When teams skip cadence design, you get inconsistent outbound: some reps over-email a hot account into an opt-out, others abandon viable prospects too early, and managers can't diagnose where the funnel is leaking. You also lose the ability to A/B test messaging because no two reps are running the same play.
Examples in Practice
A B2B SaaS SDR team running a 14-touch, 21-day cadence against 500 mid-market accounts: day 1 personalized email, day 2 LinkedIn connect, day 4 call + voicemail, day 7 case-study email, day 11 breakup email. Reply rate lifts from 1.8% to 4.2% after standardizing the play.

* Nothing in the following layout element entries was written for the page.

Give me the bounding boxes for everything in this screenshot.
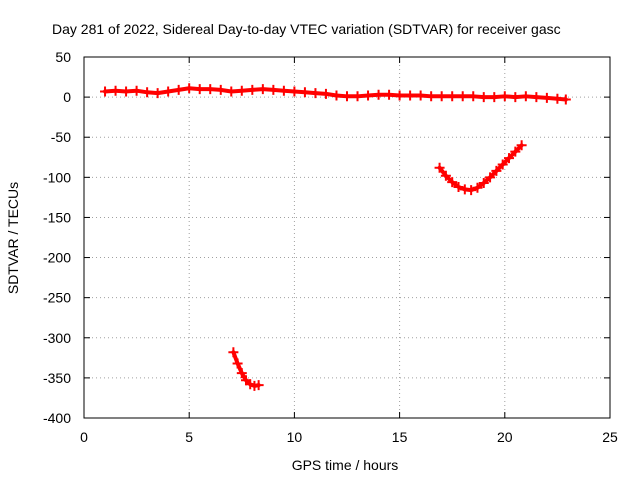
data-point (437, 91, 447, 101)
data-point (561, 95, 571, 105)
x-tick-label: 5 (185, 429, 193, 445)
data-point (426, 91, 436, 101)
data-point (458, 91, 468, 101)
data-point (121, 86, 131, 96)
data-point (174, 85, 184, 95)
y-tick-label: -300 (43, 330, 71, 346)
data-point (153, 88, 163, 98)
y-tick-label: -150 (43, 209, 71, 225)
data-point (142, 87, 152, 97)
data-point (447, 91, 457, 101)
plot-frame (84, 57, 610, 418)
x-tick-label: 20 (497, 429, 513, 445)
data-point (374, 90, 384, 100)
series-layer (100, 83, 571, 391)
data-point (395, 91, 405, 101)
data-point (163, 86, 173, 96)
y-tick-label: -200 (43, 250, 71, 266)
y-tick-label: 0 (63, 89, 71, 105)
y-tick-label: -350 (43, 370, 71, 386)
y-axis-label: SDTVAR / TECUs (5, 182, 21, 294)
x-tick-label: 15 (392, 429, 408, 445)
data-point (195, 84, 205, 94)
grid (84, 57, 610, 418)
y-tick-label: -250 (43, 290, 71, 306)
data-point (384, 90, 394, 100)
x-axis-label: GPS time / hours (292, 457, 399, 473)
y-tick-label: -400 (43, 410, 71, 426)
data-point (489, 92, 499, 102)
y-tick-label: -50 (51, 129, 71, 145)
series-arc-1 (228, 347, 263, 391)
chart: 50 0 -50 -100 -150 -200 -250 -300 -350 -400 0 5 10 15… (0, 0, 640, 480)
x-tick-label: 25 (602, 429, 618, 445)
data-point (468, 91, 478, 101)
data-point (416, 91, 426, 101)
y-tick-label: 50 (55, 49, 71, 65)
data-point (132, 86, 142, 96)
data-point (279, 86, 289, 96)
data-point (331, 91, 341, 101)
data-point (205, 84, 215, 94)
data-point (479, 92, 489, 102)
data-point (100, 86, 110, 96)
data-point (321, 89, 331, 99)
data-point (216, 85, 226, 95)
data-point (353, 91, 363, 101)
data-point (111, 86, 121, 96)
data-point (289, 86, 299, 96)
data-point (226, 86, 236, 96)
data-point (510, 92, 520, 102)
data-point (310, 88, 320, 98)
data-point (268, 85, 278, 95)
x-tick-label: 10 (287, 429, 303, 445)
data-point (258, 84, 268, 94)
data-point (531, 92, 541, 102)
x-tick-label: 0 (80, 429, 88, 445)
y-tick-label: -100 (43, 169, 71, 185)
series-arc-2 (435, 140, 527, 195)
chart-title: Day 281 of 2022, Sidereal Day-to-day VTE… (52, 21, 561, 37)
data-point (237, 86, 247, 96)
data-point (466, 185, 476, 195)
data-point (363, 91, 373, 101)
data-point (500, 91, 510, 101)
series-near-zero-band (100, 83, 571, 104)
data-point (342, 91, 352, 101)
data-point (521, 91, 531, 101)
ticks: 50 0 -50 -100 -150 -200 -250 -300 -350 -400 0 5 10 15… (43, 49, 618, 445)
data-point (247, 85, 257, 95)
data-point (184, 83, 194, 93)
data-point (542, 93, 552, 103)
data-point (228, 347, 238, 357)
data-point (300, 87, 310, 97)
data-point (405, 91, 415, 101)
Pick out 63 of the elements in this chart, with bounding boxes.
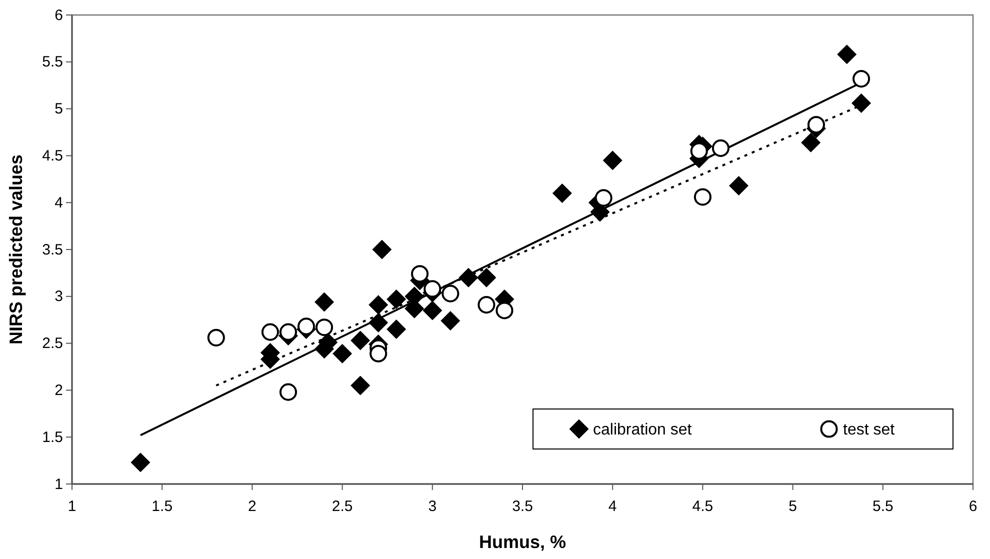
x-tick-label: 5 [788,498,797,515]
y-axis-title: NIRS predicted values [6,154,26,345]
y-tick-label: 5 [54,100,63,118]
point [496,302,514,320]
x-tick-label: 5.5 [872,498,894,515]
point [386,289,406,309]
point [370,344,388,362]
point [602,150,622,170]
point [476,268,496,288]
y-tick-label: 3.5 [42,241,63,258]
x-tick-label: 1.5 [152,498,173,515]
point [386,319,406,339]
x-tick-label: 4 [608,498,617,515]
y-tick-label: 1.5 [42,428,63,446]
point [350,376,370,396]
x-tick-label: 6 [968,498,978,515]
x-tick-label: 3 [428,498,437,515]
y-tick-label: 5.5 [42,54,63,71]
x-tick-label: 3.5 [512,498,533,515]
x-tick-label: 1 [68,498,76,515]
y-tick-label: 4 [54,194,63,212]
point [350,330,370,350]
x-tick-label: 2 [248,498,256,515]
x-tick-label: 2.5 [332,498,353,515]
point [368,295,388,315]
point [801,132,821,152]
point [442,284,460,302]
x-axis-title: Humus, % [478,532,566,552]
y-tick-label: 2 [54,382,63,399]
point [316,318,334,336]
point [594,189,612,207]
point [261,323,279,341]
y-tick-label: 3 [54,288,63,306]
point [837,44,857,64]
point [694,188,712,206]
point [207,328,225,346]
point [332,344,352,364]
point [712,139,730,157]
point [478,296,496,314]
x-tick-label: 4.5 [692,498,714,515]
y-tick-label: 6 [54,6,63,24]
point [852,70,870,88]
point [130,452,150,472]
point [552,183,572,203]
y-tick-label: 1 [54,476,63,493]
y-tick-label: 4.5 [42,148,63,164]
point [411,265,429,283]
point [458,268,478,288]
point [690,142,708,160]
y-tick-label: 2.5 [42,335,63,352]
point [422,300,442,320]
point [297,318,316,336]
point [279,323,298,341]
point [314,292,334,312]
point [728,176,748,196]
legend-label: test set [843,422,896,439]
legend-label: calibration set [593,422,692,439]
point [279,383,298,401]
point [424,280,442,298]
point [368,312,388,332]
point [372,240,392,260]
point [440,311,460,331]
point [852,93,872,113]
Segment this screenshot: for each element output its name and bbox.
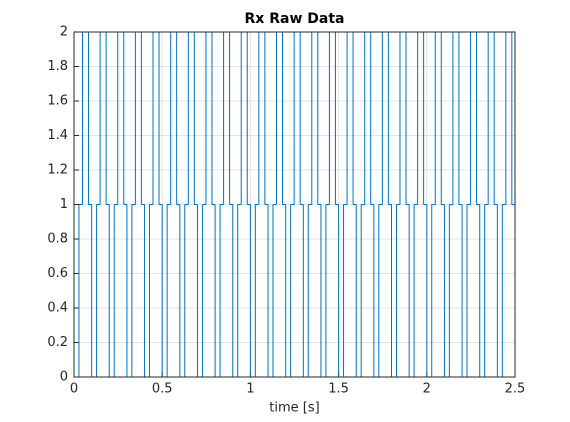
y-tick-label: 1.4 (47, 128, 68, 143)
axes-box (73, 31, 516, 378)
x-axis-label: time [s] (269, 401, 319, 416)
y-tick-label: 0 (60, 370, 68, 385)
y-tick-label: 0.2 (47, 335, 68, 350)
y-tick-label: 0.8 (47, 232, 68, 247)
y-tick-label: 0.4 (47, 301, 68, 316)
y-tick-label: 0.6 (47, 266, 68, 281)
x-tick-label: 0 (70, 382, 78, 397)
chart-title: Rx Raw Data (245, 11, 345, 27)
x-tick-label: 2.5 (505, 382, 526, 397)
x-tick-label: 1.5 (328, 382, 349, 397)
y-tick-label: 2 (60, 25, 68, 40)
y-tick-label: 1.8 (47, 59, 68, 74)
y-tick-label: 1 (60, 197, 68, 212)
y-tick-label: 1.6 (47, 94, 68, 109)
x-tick-label: 1 (246, 382, 254, 397)
x-tick-label: 0.5 (152, 382, 173, 397)
y-tick-label: 1.2 (47, 163, 68, 178)
x-tick-label: 2 (423, 382, 431, 397)
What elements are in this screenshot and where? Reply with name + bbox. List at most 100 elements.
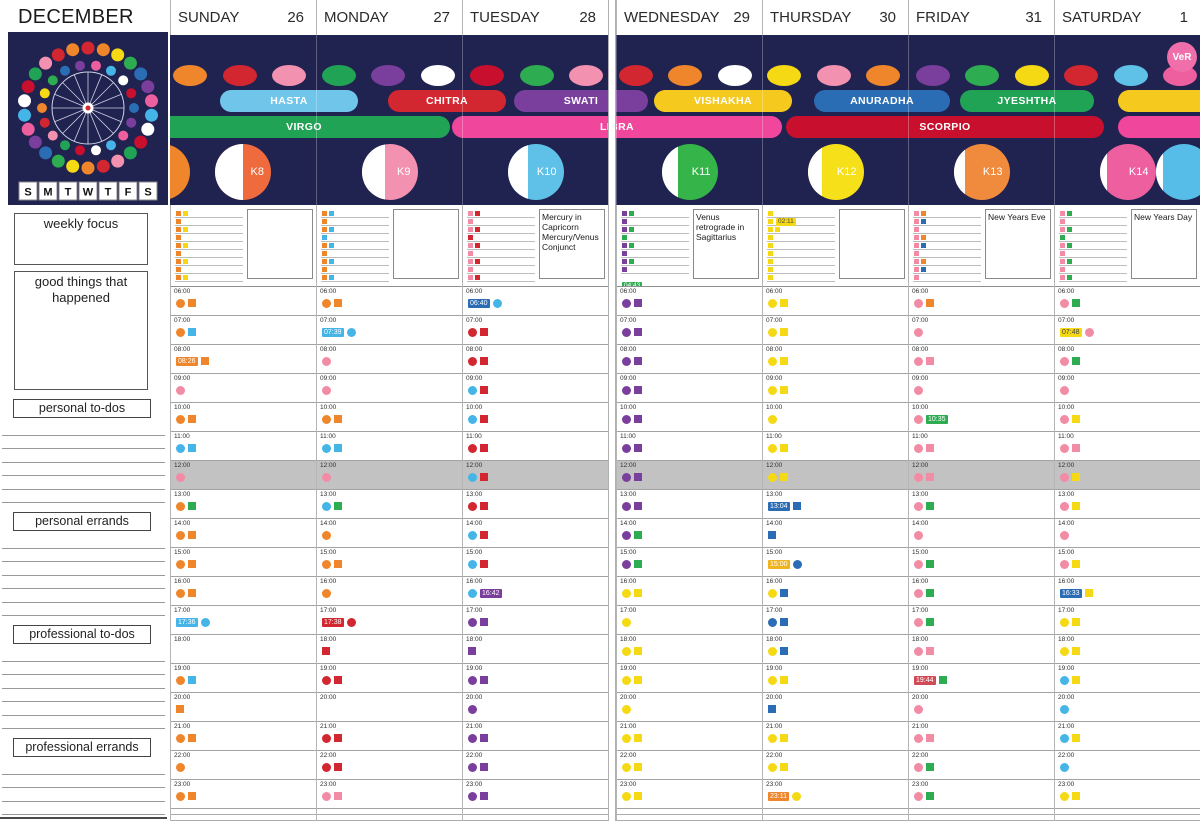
hour-row[interactable]: 10:00 bbox=[1055, 403, 1200, 432]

A 30-person agency targeting CMOs uses a lighter, value-first cadence: three emails over 10 days sharing a benchmark report, then a 2-week pause, then a re-engagement email referencing a recent prospect LinkedIn post. The longer rhythm fits the buyer's decision cycle.
A fintech inside-sales team running an inbound-lead cadence where the trigger is a demo-request form fill. Cadence is compressed: call within 5 minutes, SMS at 30 minutes, email at 2 hours, second call next morning. Speed-to-lead and persistence together drive a 38% demo-show rate.